First, recent changes in the law mean that federal student loans are excluded from bankruptcy protection. This means that if someone facing financial hardship has to declare bankruptcy, student loans won’t be included under the bankruptcy program and the full amount of the loans will remain due.
How does this affect you? The income details of parents are factored into a college students federal financial aid options until the student is 26, in most cases. Student loans form the bulk of financial aid and many, if not most, parents end up co-signing loans for students.
The average student debt in DC is $41,000.The result is that in the event of the death of the student, the parents will have the additional hardship of having to still re-pay those loans.

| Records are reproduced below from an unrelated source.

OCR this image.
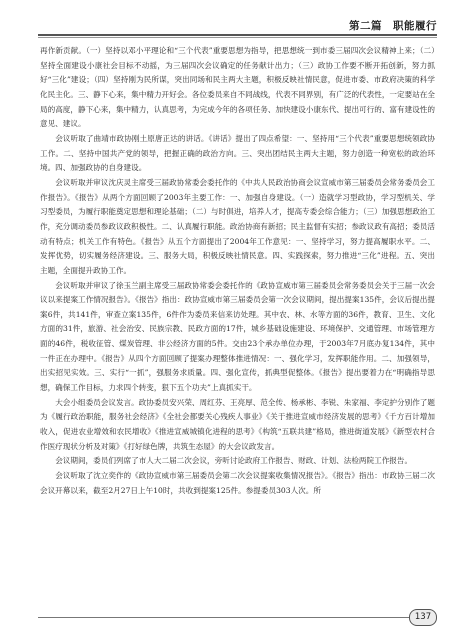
第二篇　职能履行

再作新贡献。（一）坚持以邓小平理论和“三个代表”重要思想为指导，把思想统一到市委三届四次会议精神上来；（二）坚持全面建设小康社会目标不动摇，为三届四次会议确定的任务献计出力；（三）政协工作要不断开拓创新，努力抓好“三化”建设；（四）坚持刚为民所谋，突出同场和民主两大主题，积极反映社情民意，促进市委、市政府决策的科学化民主化。三、静下心来，集中精力开好会。各位委员来自不同战线，代表不同界别，有广泛的代表性，一定要站在全局的高度，静下心来，集中精力，认真思考，为完成今年的各项任务、加快建设小康东代、提出可行的、富有建设性的意见、建议。

会议听取了曲靖市政协刚土原唐正达的讲话。《讲话》提出了四点希望：一、坚持用“三个代表”重要思想统领政协工作。二、坚持中国共产党的领导，把握正确的政治方向。三、突出团结民主两大主题，努力创造一种宽松的政治环境。四、加强政协的自身建设。

会议听取并审议沈庆灵主席受三届政协常委会委托作的《中共人民政治协商会议宣威市第三届委员会常务委员会工作报告》。《报告》从两个方面回顾了2003年主要工作：一、加强自身建设。（一）造就学习型政协，学习型机关、学习型委员，为履行职能奠定思想和理论基础；（二）与时俱进，培养人才，提高专委会综合能力；（三）加强思想政治工作，充分调动委员参政议政积极性。二、认真履行职能。政治协商有新招；民主监督有实招；参政议政有高招；委员活动有特点；机关工作有特色。《报告》从五个方面提出了2004年工作意见：一、坚持学习，努力提高履职水平。二、发挥优势，切实履务经济建设。三、服务大局，积极反映社情民意。四、实践探索，努力推进“三化”进程。五、突出主题，全面提升政协工作。

会议听取并审议了徐玉兰副主席受三届政协常委会委托作的《政协宣威市第三届委员会常务委员会关于三届一次会议以来提案工作情况报告》。《报告》指出：政协宣威市第三届委员会第一次会议期间，提出提案135件，会议后提出提案6件，共141件，审查立案135件，6件作为委员来信来访处理。其中农、林、水等方面的36件，教育、卫生、文化方面的31件，旅游、社会治安、民族宗教、民政方面的17件，城乡基础设施建设、环境保护、交通管理、市场管理方面的46件，税收征管、煤炭管理、非公经济方面的5件。交由23个承办单位办理，于2003年7月底办复134件，其中一件正在办理中。《报告》从四个方面回顾了提案办理整体推进情况：一、强化学习，发挥职能作用。二、加强领导，出实招见实效。三、实行“一抓”，强服务求质量。四、强化宣传，抓典型促整体。《报告》提出要着力在“明确指导思想，确保工作目标，力求四个转变，狠下五个功夫”上真抓实干。

大会小组委员会议发言。政协委员安兴荣、周红芬、王亮厚、范全传、杨承彬、李锐、朱家福、李定护分别作了题为《履行政治职能，服务社会经济》《全社会都要关心残疾人事业》《关于推进宣威市经济发展的思考》《千方百计增加收入，促进农业增效和农民增收》《推进宣威城镇化进程的思考》《构筑“五联共建”格局，推进街道发展》《新型农村合作医疗现状分析及对策》《打好绿色牌，共筑生态屋》的大会议政发言。

会议期间，委员们列席了市人大二届二次会议，旁听讨论政府工作报告、财政、计划、法检两院工作报告。

会议听取了沈立奕作的《政协宣威市第三届委员会第二次会议提案收集情况报告》。《报告》指出：市政协三届二次会议开幕以来，截至2月27日上午10时，共收到提案125件。参提委员303人次。所

137
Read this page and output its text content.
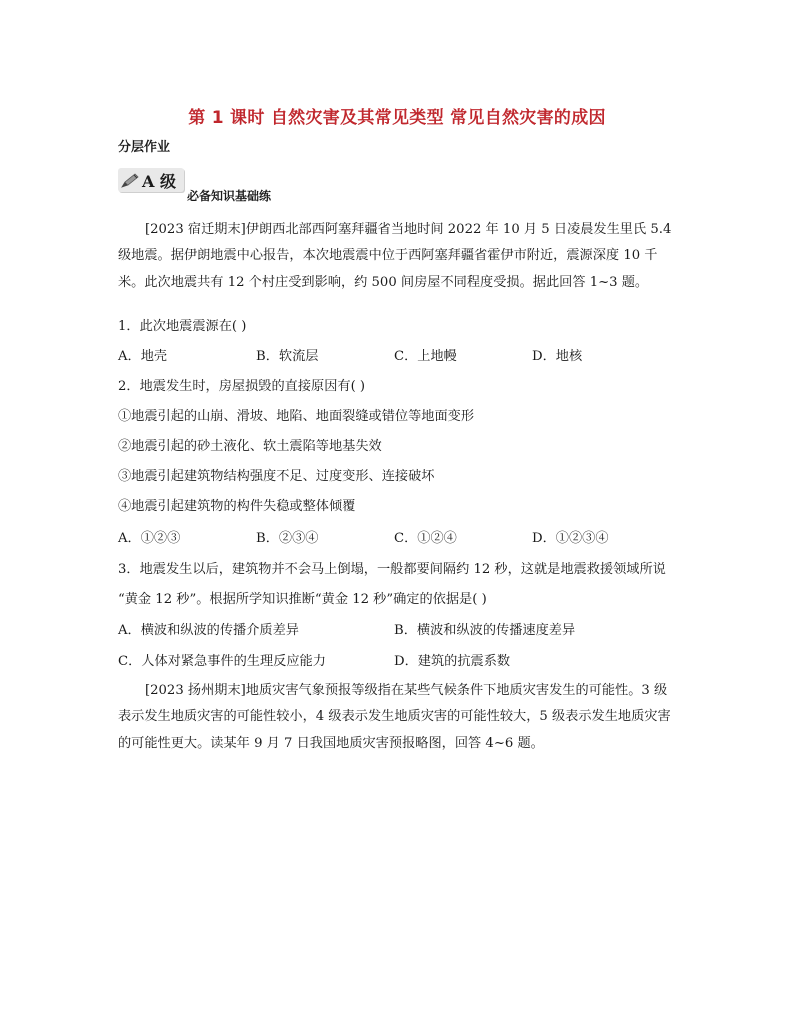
第 1 课时 自然灾害及其常见类型 常见自然灾害的成因
分层作业
A 级
必备知识基础练

[2023 宿迁期末]伊朗西北部西阿塞拜疆省当地时间 2022 年 10 月 5 日凌晨发生里氏 5.4 级地震。据伊朗地震中心报告，本次地震震中位于西阿塞拜疆省霍伊市附近，震源深度 10 千米。此次地震共有 12 个村庄受到影响，约 500 间房屋不同程度受损。据此回答 1~3 题。

1．此次地震震源在( )
A．地壳	B．软流层	C．上地幔	D．地核
2．地震发生时，房屋损毁的直接原因有( )
①地震引起的山崩、滑坡、地陷、地面裂缝或错位等地面变形
②地震引起的砂土液化、软土震陷等地基失效
③地震引起建筑物结构强度不足、过度变形、连接破坏
④地震引起建筑物的构件失稳或整体倾覆
A．①②③	B．②③④	C．①②④	D．①②③④
3．地震发生以后，建筑物并不会马上倒塌，一般都要间隔约 12 秒，这就是地震救援领域所说
“黄金 12 秒”。根据所学知识推断“黄金 12 秒”确定的依据是( )
A．横波和纵波的传播介质差异	B．横波和纵波的传播速度差异
C．人体对紧急事件的生理反应能力	D．建筑的抗震系数

[2023 扬州期末]地质灾害气象预报等级指在某些气候条件下地质灾害发生的可能性。3 级表示发生地质灾害的可能性较小，4 级表示发生地质灾害的可能性较大，5 级表示发生地质灾害的可能性更大。读某年 9 月 7 日我国地质灾害预报略图，回答 4~6 题。
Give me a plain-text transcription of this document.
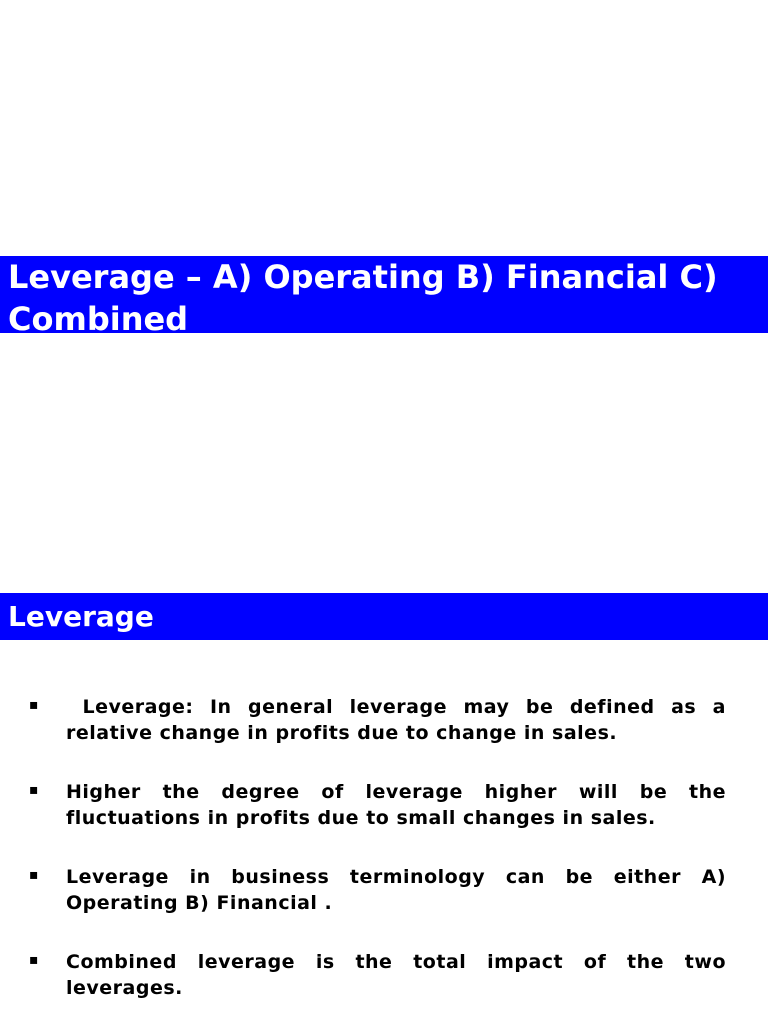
Leverage – A) Operating B) Financial C) Combined
Leverage
▪ Leverage: In general leverage may be defined as a relative change in profits due to change in sales.
▪ Higher the degree of leverage higher will be the fluctuations in profits due to small changes in sales.
▪ Leverage in business terminology can be either A) Operating B) Financial .
▪ Combined leverage is the total impact of the two leverages.
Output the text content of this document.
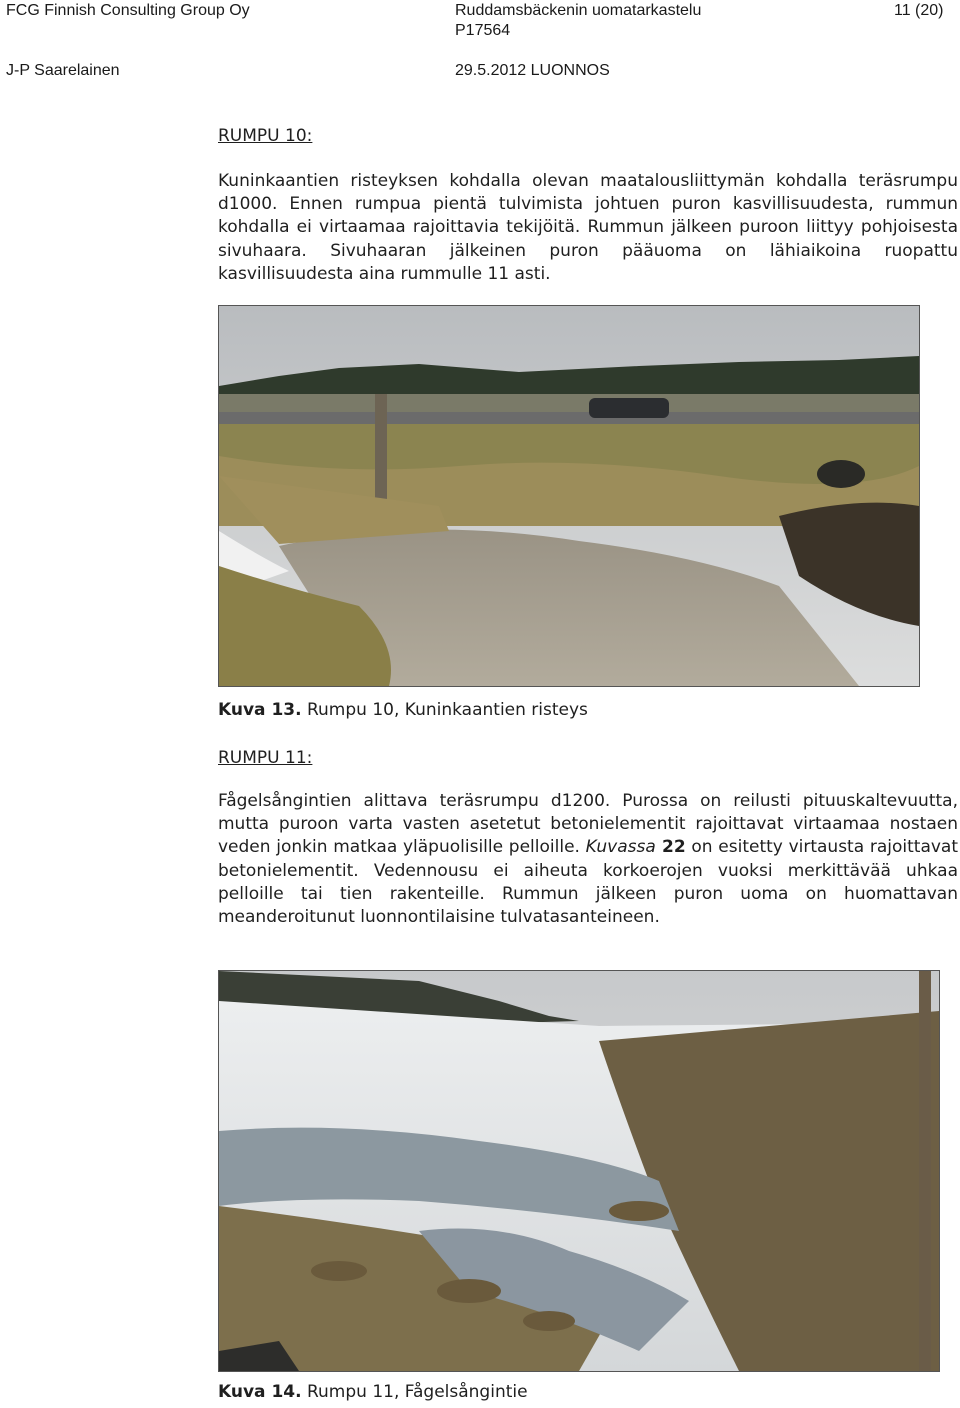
FCG Finnish Consulting Group Oy	Ruddamsbäckenin uomatarkastelu	11 (20)
P17564
J-P Saarelainen	29.5.2012 LUONNOS
RUMPU 10:
Kuninkaantien risteyksen kohdalla olevan maatalousliittymän kohdalla teräsrumpu d1000. Ennen rumpua pientä tulvimista johtuen puron kasvillisuudesta, rummun kohdalla ei virtaamaa rajoittavia tekijöitä. Rummun jälkeen puroon liittyy pohjoisesta sivuhaara. Sivuhaaran jälkeinen puron pääuoma on lähiaikoina ruopattu kasvillisuudesta aina rummulle 11 asti.
Kuva 13. Rumpu 10, Kuninkaantien risteys
RUMPU 11:
Fågelsångintien alittava teräsrumpu d1200. Purossa on reilusti pituuskaltevuutta, mutta puroon varta vasten asetetut betonielementit rajoittavat virtaamaa nostaen veden jonkin matkaa yläpuolisille pelloille. Kuvassa 22 on esitetty virtausta rajoittavat betonielementit. Vedennousu ei aiheuta korkoerojen vuoksi merkittävää uhkaa pelloille tai tien rakenteille. Rummun jälkeen puron uoma on huomattavan meanderoitunut luonnontilaisine tulvatasanteineen.
Kuva 14. Rumpu 11, Fågelsångintie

If that weren’t enough, the second reason to get insurance is to set them up well going forward. If you get a 30-year policy, when your child is out of school, working and making a good living, she could refinance those loans to eliminate the parents’ obligation then change the beneficiary to her spouse and keep an inexpensive policy into her mid-50s.
Looked at that way, that’s an argument to increase the coverage amount to $200k or $300k, more in line with what a person might need in their 30s and 40s when she has a family of her own.